As Garance Franke-Ruta has pointed out, Ryan Lizza has an Obama campaign update in the latest issue of The New Yorker which includes a fascinating nugget about its focus on “microtargeting” analysis of the Iowa Caucus-going electorate:
[A] thousand miles away, in Washington, D.C., an array of forty-eight computer processors were mining census demographics, consumer-marketing data, and Iowa-state voter files to form one of the most sophisticated and data-rich portraits of an electorate ever created. This is the work of Ken Strasma, who is among the Democratic Party’s most admired numbers gurus. After being pursued by all the major candidates, Strasma, who helped Kerry to win Iowa in 2004, decided to commit his firm, Strategic Telemetry, to Obama.

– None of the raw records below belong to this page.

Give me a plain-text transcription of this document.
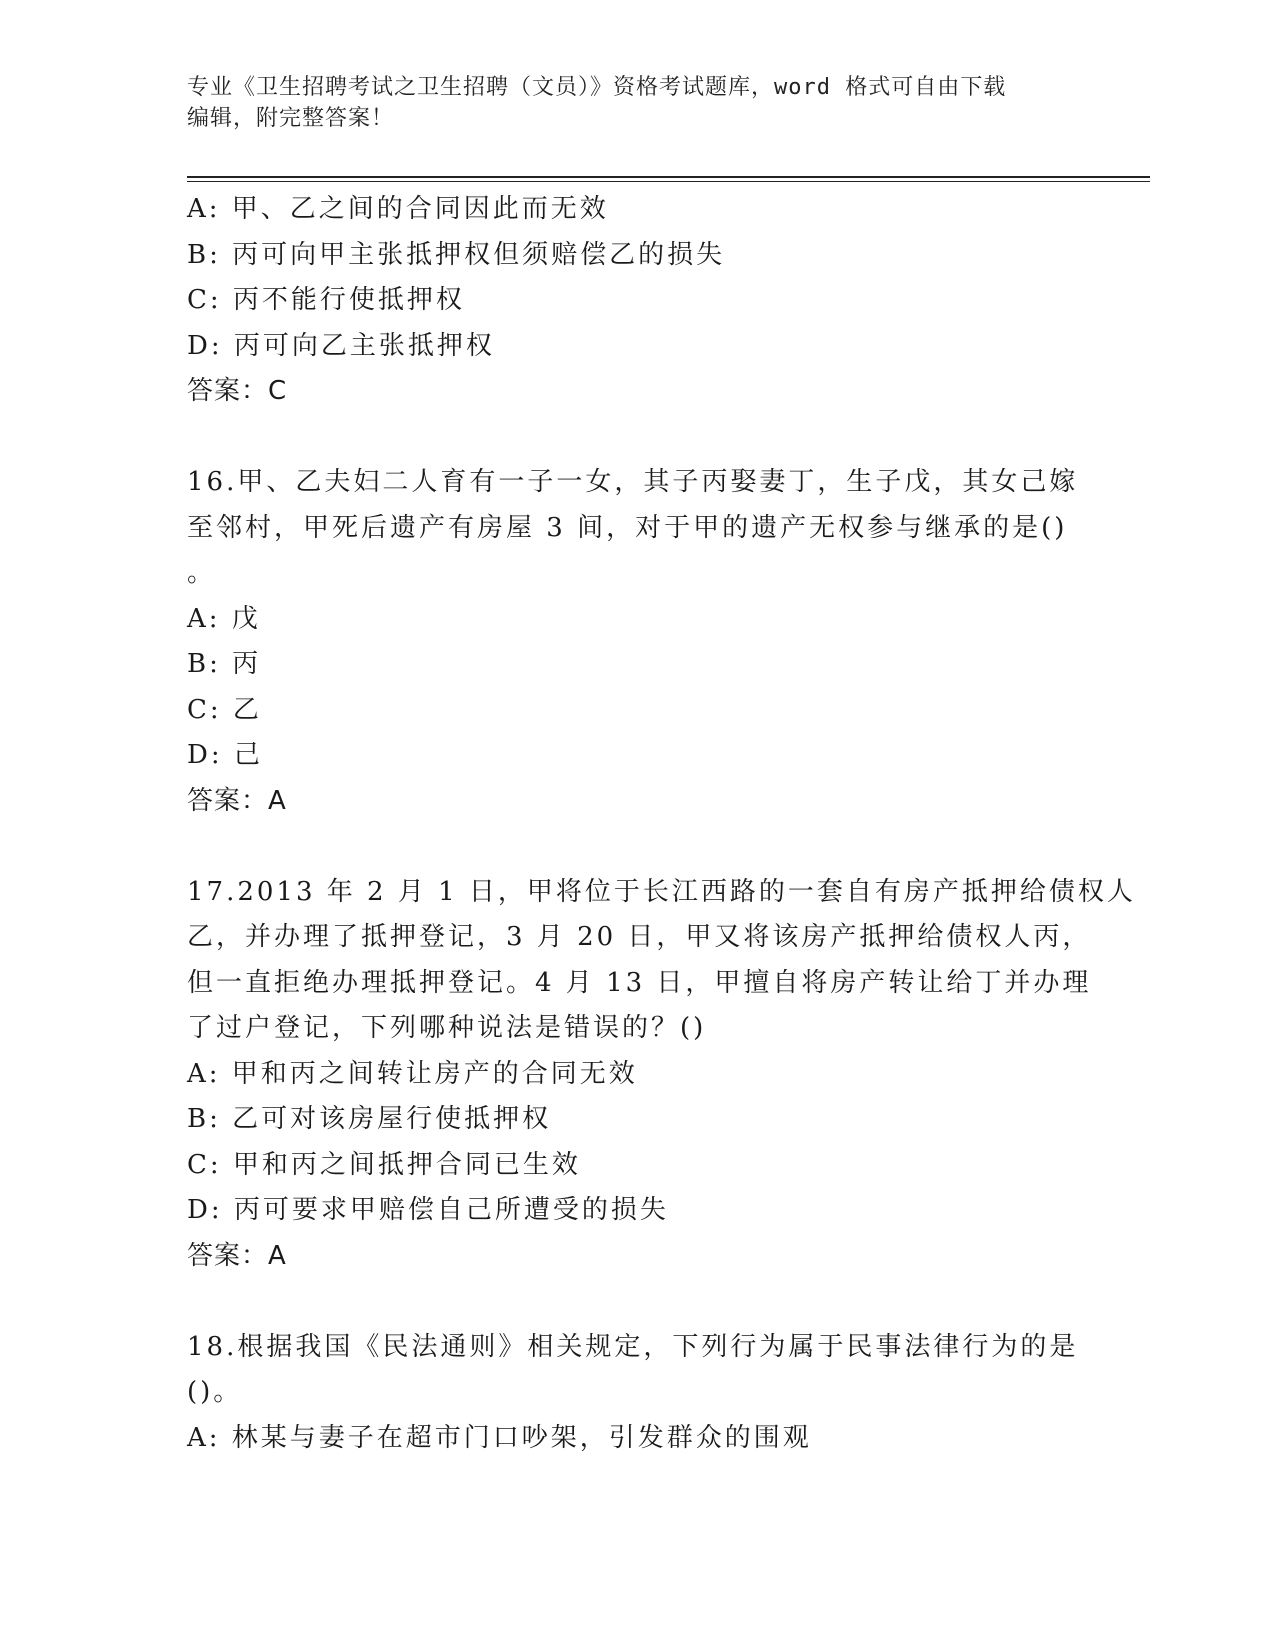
专业《卫生招聘考试之卫生招聘（文员）》资格考试题库，word 格式可自由下载
编辑，附完整答案！
A: 甲、乙之间的合同因此而无效
B: 丙可向甲主张抵押权但须赔偿乙的损失
C: 丙不能行使抵押权
D: 丙可向乙主张抵押权
答案：C
16.甲、乙夫妇二人育有一子一女，其子丙娶妻丁，生子戊，其女己嫁
至邻村，甲死后遗产有房屋 3 间，对于甲的遗产无权参与继承的是()
。
A: 戊
B: 丙
C: 乙
D: 己
答案：A
17.2013 年 2 月 1 日，甲将位于长江西路的一套自有房产抵押给债权人
乙，并办理了抵押登记，3 月 20 日，甲又将该房产抵押给债权人丙，
但一直拒绝办理抵押登记。4 月 13 日，甲擅自将房产转让给丁并办理
了过户登记，下列哪种说法是错误的？()
A: 甲和丙之间转让房产的合同无效
B: 乙可对该房屋行使抵押权
C: 甲和丙之间抵押合同已生效
D: 丙可要求甲赔偿自己所遭受的损失
答案：A
18.根据我国《民法通则》相关规定，下列行为属于民事法律行为的是
()。
A: 林某与妻子在超市门口吵架，引发群众的围观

When the demographic DNA is combined with polling and interviews with Iowa voters, Strasma is able to create the political equivalent of a FICO score—the number that creditors use to determine whether a consumer is a good bet to repay a loan. Strasma’s score tells the campaign of the likelihood that a specific Iowan will support Obama.
Iowa, of course, is about getting supporters to show up and stay half the night at precinct Caucuses, as much or more than identifying such voters to begin with. And the section of Lizza’s piece about Obama’s precinct training centers on plans to deploy chocolate chip cookies to deter hungry Caucus-goers from heading off to a drive-thru before the final vote is taken.
Maybe the “demographic DNA” being assembled by Obama’s numbers wizards in Washington can tell precinct captains in Iowa what kind of munchies would work best with each committed and undecided voter.